1. Secure Backup of Sensitive Data:

   • Use this project to encrypt and securely store backups of sensitive files, such as financial records, legal documents, or intellectual property.

2. Data Sharing in High-Security Environments:

   • Share encrypted data with collaborators by providing them with the encrypted AES key and the public RSA key.

3. Long-Term Archival:

   • Protect critical data archives for long-term storage, ensuring they remain secure even if accessed years later.

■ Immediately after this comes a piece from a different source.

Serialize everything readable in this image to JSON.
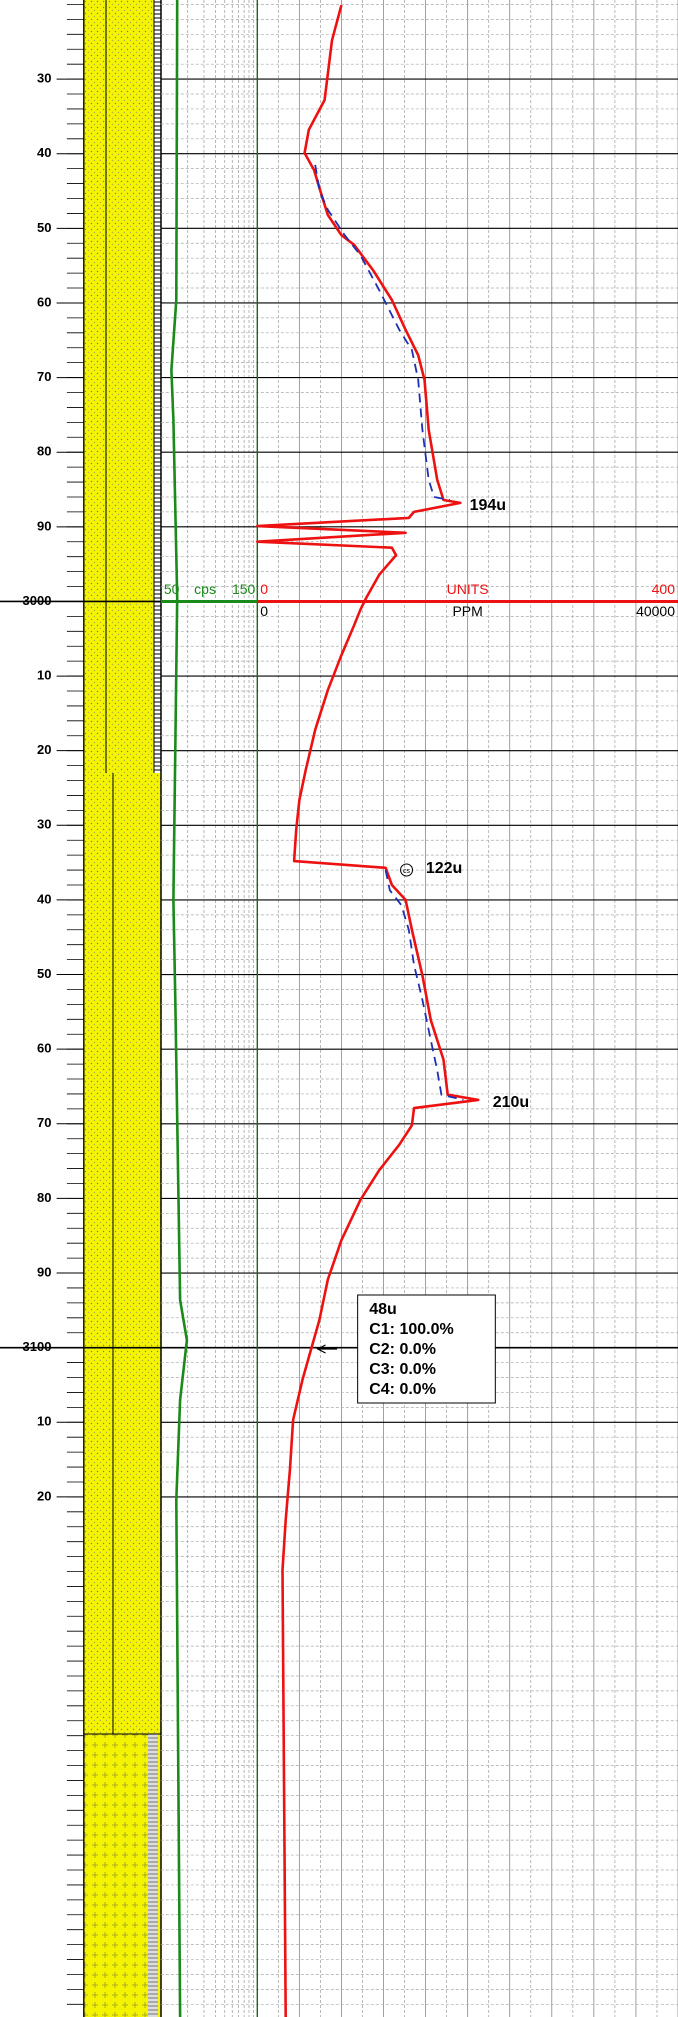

4. Compliance with Data Protection Regulations:

   • Use strong encryption to comply with regulations like GDPR, HIPAA, or PCI DSS for protecting sensitive data.

---

File Structure

.
├── __main__.py               # Unified CLI for encryption, decryption, and key generation
├── encrypt.py                # Main script for encryption
├── decrypt.py                # Main script for decryption
├── generate.py               # Script to generate RSA keys
├── hook.py                   # Script to copy files after encryption
├── logging_config.py         # Logging configuration
├── requirements.txt          # Python dependencies
├── vault/                    # Directory for encrypted files and keys
│   ├── data_<timestamp>.zip.enc
│   ├── encrypted_aes_key_<timestamp>.bin
│   ├── checksum_<timestamp>.sha256
│   └── <hint>_keys_<timestamp>.zip
├── data/                     # Directory for decrypted data
├── utils/                    # Utility scripts for encryption and file operations
│   ├── aes_encryption.py     # AES encryption/decryption
│   ├── rsa_encryption.py     # RSA encryption/decryption
│   └── file_operations.py    # File compression and Git integration
├── project.log               # Log file for all operations
├── README.md                 # Project documentation
└── .vscode/                  # VS Code configuration

---

Logging

All logs are stored in project.log. Logs include detailed information about encryption, decryption, and file operations.

---

Security Notes

• Keep the RSA private key archive (e.g., <hint>_keys_<timestamp>.zip) secure. It is required to decrypt the AES key.
• Do not share the vault/ directory or the private key with unauthorized users.
• Regularly back up your encrypted files and keys.

---

License

This project is licensed under the GNU General Public License v3.0. See the LICENSE file for details.